Aaron and I both have had a good start to the new year. The longer I teach in Wakulla “Will Kill Ya” County, the more I seem to discover my inner Southern girl. To explain, I am currently sitting in Tallahassee’s very hip co-op. The girl behind me in line had long dreads and smelled like patchouli. A much older man followed me to the cashier, took the other line, and with a wink, said, “I’ll race you.” Now my coffee-drinking neighbor, he sees that I am suppressing laughter at pictures of my kids, and with scathingly overt disappointment says, “I thought you were a student.” Nope—just a regular mother-of-two who spends her time away from her kids looking at pictures of her kids. Anyway, my cashier (I could stick three fingers through the loops that once were her earring holes) says, “Is this it for you?” And, I can’t believe it, but I say—to a girl at least eight years my junior—“Yes, Ma’am.”
I also do something I never thought I’d do. I say curse words. Afterschool with my English teacher friends. As soon as the bell rings we run to each other with some story about some student and swap a couple “I mean, what the hell?!?”s. It feels fantastic.
Meanwhile, life is the perfect combination of mundane and magical at home. In these hectic days of two-kids-under-four, Aaron and I have learned to be careful with each other. Today, Aaron says, “Do you have a plan for dinner?” instead of “What are we having for dinner?” because “do you have a plan” suggests that if I don’t, then he will help think of one while “what are we having” assumes dinner is my exclusive responsibility. And, these are, if anything, the days of non-exclusive responsibilities. It’s a “your turn, my turn” kind of life. Likewise, if I want Aaron to set the table, I am wont to ask, perhaps less subtly, “Do you need me to set the table?”
Clara is apparently being taken over by her body parts. Yesterday, she tells me, “My belly wants to drink your coffee.” Then, she scolds, “No, Belly, no! You are not an adult!” Also, her toes want to get polished and her hair most certainly does not want to get brushed. Clara is teaching William how to share, except her version of sharing is taking whatever William has and exclaiming with pride, “I’m sharing with baby!”
Here are a few excerpts from the pictures I most recently downloaded to the computer:
I like the next two not because it’s obvious my hair needs to be washed but because William is being such a William.
“Hey, where’re you going with that?”
“Who’s birthday is it, anyway?”
Oh, poor William.
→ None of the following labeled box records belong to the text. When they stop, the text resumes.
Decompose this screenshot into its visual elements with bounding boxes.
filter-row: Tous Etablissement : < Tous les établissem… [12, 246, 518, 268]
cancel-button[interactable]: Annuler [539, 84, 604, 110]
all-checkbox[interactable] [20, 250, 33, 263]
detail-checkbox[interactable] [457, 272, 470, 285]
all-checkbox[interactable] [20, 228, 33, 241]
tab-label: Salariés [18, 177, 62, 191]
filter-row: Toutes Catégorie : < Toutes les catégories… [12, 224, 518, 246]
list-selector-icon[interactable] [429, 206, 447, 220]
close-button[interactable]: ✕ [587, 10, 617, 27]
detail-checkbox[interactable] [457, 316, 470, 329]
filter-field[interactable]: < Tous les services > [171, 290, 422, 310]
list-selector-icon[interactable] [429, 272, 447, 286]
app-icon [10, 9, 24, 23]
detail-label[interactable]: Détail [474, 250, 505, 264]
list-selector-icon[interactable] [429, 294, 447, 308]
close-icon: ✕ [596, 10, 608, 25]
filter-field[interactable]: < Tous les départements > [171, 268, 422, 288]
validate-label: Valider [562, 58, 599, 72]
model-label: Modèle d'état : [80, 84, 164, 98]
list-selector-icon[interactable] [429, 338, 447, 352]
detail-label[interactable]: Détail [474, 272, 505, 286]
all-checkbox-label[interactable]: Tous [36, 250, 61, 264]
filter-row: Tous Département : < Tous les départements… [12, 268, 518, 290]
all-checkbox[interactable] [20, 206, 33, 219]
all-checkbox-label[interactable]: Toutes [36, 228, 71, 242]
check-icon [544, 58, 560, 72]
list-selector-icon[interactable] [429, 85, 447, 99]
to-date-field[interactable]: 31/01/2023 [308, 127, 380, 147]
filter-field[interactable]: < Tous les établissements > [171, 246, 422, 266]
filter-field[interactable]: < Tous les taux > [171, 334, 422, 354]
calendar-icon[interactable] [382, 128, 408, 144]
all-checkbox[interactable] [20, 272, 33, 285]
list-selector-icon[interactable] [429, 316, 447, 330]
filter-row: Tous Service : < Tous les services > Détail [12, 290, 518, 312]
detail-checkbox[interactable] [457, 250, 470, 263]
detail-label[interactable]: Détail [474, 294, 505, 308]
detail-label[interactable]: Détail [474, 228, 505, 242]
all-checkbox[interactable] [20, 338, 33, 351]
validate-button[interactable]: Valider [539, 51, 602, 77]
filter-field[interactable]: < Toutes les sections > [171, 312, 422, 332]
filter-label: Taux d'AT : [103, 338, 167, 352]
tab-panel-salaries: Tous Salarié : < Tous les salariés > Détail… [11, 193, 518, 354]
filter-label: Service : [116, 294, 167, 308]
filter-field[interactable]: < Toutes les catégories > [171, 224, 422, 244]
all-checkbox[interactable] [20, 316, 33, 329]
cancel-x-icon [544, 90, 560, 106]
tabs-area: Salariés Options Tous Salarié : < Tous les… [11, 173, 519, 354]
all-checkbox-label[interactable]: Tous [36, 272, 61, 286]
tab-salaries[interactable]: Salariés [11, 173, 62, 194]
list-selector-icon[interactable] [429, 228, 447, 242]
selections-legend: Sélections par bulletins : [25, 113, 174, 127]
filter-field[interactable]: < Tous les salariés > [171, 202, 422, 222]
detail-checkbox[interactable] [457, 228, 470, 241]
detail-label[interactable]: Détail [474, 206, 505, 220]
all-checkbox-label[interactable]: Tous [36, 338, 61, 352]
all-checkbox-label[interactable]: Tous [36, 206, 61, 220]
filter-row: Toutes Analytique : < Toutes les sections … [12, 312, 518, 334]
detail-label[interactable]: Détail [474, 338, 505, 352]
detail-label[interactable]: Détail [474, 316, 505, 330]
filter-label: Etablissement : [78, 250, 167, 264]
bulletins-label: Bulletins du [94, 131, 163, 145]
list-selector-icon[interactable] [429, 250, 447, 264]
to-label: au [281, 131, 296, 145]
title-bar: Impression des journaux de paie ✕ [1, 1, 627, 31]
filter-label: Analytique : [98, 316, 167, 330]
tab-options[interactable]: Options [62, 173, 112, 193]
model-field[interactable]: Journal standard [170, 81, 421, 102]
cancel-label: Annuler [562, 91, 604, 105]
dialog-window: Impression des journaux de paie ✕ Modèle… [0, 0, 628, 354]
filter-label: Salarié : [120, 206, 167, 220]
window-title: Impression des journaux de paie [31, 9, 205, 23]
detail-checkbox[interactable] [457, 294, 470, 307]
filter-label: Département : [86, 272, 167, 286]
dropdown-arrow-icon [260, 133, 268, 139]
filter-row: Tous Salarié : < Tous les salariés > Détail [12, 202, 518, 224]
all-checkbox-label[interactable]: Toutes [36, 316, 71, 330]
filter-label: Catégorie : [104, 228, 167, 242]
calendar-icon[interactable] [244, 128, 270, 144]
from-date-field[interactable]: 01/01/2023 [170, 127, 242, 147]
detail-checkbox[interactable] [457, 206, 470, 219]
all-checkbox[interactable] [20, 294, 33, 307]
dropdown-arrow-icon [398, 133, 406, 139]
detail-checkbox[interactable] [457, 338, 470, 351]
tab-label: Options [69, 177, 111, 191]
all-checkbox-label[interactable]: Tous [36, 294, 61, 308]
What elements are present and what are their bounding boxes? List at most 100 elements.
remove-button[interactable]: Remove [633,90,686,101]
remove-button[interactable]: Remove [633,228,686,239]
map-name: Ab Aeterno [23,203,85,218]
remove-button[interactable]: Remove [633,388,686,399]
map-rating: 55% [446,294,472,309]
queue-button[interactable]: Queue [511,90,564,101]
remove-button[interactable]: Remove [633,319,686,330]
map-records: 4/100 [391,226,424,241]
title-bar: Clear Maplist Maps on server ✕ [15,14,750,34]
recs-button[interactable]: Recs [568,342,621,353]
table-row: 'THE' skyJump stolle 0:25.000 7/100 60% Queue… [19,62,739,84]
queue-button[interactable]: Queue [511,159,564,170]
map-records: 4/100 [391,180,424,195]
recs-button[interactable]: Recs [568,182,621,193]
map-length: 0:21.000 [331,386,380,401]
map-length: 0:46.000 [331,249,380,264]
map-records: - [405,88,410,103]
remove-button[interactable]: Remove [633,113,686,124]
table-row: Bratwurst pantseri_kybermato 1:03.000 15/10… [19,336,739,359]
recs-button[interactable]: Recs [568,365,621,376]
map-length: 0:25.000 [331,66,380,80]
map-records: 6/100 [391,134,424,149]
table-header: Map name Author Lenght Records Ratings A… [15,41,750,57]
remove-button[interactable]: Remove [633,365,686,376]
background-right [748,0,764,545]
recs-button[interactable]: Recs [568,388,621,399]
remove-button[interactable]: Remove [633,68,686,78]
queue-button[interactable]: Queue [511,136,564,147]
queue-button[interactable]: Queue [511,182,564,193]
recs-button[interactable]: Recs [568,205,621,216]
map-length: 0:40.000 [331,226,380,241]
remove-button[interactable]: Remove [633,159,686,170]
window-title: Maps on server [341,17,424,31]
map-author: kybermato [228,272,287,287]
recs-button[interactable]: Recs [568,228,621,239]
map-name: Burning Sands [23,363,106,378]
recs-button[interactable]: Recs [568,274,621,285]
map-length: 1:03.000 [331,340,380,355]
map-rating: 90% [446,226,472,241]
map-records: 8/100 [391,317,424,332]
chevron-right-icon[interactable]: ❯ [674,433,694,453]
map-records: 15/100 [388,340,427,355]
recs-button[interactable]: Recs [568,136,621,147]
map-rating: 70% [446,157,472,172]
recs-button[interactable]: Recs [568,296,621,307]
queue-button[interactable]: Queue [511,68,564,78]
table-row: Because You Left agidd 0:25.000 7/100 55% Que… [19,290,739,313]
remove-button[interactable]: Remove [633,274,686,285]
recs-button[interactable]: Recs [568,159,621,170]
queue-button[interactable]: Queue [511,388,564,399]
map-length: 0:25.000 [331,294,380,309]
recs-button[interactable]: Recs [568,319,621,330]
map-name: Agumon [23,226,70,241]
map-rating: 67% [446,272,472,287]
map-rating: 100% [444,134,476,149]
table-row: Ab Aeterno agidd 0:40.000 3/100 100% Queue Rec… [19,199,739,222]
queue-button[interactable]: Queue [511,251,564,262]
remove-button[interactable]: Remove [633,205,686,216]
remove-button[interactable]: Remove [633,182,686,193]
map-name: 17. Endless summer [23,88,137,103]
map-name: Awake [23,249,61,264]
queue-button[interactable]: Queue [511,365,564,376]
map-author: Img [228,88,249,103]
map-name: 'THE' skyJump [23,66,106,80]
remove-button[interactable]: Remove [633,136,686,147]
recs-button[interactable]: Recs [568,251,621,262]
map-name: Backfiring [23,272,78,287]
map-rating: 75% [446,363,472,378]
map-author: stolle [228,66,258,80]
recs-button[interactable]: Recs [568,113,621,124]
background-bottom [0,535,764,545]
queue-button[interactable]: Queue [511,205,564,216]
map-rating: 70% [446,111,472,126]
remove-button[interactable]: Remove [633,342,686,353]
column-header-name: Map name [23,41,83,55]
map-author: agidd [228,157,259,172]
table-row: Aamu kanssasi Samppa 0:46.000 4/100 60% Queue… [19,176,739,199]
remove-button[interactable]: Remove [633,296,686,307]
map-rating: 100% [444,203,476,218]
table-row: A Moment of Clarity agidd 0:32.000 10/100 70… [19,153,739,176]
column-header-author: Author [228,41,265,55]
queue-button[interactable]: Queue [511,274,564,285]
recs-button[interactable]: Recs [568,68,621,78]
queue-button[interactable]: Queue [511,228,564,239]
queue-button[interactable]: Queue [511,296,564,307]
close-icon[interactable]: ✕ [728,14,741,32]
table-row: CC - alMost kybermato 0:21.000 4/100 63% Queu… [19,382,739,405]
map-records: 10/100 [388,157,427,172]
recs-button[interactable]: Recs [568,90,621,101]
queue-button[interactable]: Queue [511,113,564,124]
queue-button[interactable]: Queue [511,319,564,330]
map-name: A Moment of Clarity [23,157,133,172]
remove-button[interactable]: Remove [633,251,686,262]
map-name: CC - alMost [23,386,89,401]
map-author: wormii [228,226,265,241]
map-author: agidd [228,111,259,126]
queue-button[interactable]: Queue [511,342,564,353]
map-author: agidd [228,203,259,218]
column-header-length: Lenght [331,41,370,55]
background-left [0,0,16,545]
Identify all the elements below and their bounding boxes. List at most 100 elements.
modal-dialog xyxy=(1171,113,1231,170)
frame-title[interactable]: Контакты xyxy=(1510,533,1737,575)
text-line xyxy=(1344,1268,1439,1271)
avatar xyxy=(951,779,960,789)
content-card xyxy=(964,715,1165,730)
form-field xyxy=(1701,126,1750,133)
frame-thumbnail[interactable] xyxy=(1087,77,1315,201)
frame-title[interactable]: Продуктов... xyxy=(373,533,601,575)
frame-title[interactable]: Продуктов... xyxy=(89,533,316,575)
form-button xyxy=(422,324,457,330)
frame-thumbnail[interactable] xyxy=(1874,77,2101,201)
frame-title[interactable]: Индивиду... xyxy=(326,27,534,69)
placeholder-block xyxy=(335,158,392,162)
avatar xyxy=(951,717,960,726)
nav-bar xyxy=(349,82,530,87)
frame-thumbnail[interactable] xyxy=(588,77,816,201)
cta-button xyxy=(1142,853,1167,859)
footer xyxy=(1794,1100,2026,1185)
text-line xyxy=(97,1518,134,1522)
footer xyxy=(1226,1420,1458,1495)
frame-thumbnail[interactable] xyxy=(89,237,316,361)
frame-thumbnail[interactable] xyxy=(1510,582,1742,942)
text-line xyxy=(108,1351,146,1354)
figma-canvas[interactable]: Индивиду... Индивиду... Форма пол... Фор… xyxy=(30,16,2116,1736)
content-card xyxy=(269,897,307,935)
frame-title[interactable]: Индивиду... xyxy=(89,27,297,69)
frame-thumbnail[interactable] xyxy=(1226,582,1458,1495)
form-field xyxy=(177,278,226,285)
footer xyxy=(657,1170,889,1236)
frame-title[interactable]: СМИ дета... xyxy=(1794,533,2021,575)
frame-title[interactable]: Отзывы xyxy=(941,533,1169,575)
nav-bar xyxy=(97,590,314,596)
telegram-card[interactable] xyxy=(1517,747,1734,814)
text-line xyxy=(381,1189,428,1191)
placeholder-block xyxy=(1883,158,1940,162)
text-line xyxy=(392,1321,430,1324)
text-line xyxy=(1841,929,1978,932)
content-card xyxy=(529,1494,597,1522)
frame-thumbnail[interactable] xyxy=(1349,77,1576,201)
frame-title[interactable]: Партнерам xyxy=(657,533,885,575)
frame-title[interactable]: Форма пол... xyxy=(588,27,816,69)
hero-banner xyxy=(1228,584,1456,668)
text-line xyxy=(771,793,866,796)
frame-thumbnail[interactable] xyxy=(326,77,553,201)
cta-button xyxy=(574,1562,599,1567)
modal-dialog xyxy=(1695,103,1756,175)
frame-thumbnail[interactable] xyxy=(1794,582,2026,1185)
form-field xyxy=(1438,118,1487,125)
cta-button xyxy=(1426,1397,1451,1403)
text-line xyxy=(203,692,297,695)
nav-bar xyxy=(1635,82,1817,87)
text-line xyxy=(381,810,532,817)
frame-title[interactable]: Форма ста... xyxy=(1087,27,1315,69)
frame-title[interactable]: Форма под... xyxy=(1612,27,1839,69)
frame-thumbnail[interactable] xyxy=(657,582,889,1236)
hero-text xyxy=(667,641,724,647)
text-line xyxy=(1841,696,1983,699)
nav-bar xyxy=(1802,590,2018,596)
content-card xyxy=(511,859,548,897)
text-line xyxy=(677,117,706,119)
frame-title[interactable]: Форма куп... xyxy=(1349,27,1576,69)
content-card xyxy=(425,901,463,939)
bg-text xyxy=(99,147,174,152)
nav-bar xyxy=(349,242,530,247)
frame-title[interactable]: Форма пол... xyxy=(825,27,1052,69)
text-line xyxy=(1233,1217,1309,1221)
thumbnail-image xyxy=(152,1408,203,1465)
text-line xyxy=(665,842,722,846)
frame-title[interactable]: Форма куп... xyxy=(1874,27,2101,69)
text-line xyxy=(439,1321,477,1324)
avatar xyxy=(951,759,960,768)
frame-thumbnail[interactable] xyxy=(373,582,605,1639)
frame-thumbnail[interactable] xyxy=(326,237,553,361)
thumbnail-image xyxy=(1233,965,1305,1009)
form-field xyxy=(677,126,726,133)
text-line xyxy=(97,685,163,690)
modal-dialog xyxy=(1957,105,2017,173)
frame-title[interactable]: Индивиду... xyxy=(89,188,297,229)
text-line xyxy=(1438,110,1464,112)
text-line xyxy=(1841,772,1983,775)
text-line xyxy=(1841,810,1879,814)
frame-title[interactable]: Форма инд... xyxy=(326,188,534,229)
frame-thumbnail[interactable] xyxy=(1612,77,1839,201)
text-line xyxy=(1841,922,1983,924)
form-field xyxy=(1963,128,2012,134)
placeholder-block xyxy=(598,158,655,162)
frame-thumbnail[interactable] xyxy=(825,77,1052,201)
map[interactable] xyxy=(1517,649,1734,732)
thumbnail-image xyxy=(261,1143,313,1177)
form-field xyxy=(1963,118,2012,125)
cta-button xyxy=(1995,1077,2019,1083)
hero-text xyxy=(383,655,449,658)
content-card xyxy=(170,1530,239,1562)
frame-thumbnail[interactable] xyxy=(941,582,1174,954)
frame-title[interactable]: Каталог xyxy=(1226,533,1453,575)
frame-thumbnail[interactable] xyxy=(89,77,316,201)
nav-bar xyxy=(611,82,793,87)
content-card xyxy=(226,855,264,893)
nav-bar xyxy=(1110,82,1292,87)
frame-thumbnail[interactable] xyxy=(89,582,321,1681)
I promise we do sometimes make your sister be nice to you. This may or may not be one of those times.
Precious little thing Clara has definitely discovered jewelry.
I may have mentioned that when we go anywhere, Clara’s first question is, “They got a bathtub there?”
But, it ain’t so bad in the Rubbermaid. They love each other.
Show me your mad face, William.
I’ve caught Clara a couple times reading George in bed.
I took a shower on Saturday. This is what happened.
Clara and Aaron have been going to Sunday School together. I might join them soon once I can be sure that William can hang at the church nursery for two.five hours. Here she is, all purtied (yeah, Wakulla) up for church.
Finally, William can pack it. I found a recipe for homemade cream of corn and he bathed in the stuff. Literally rubbed that junk all over his body.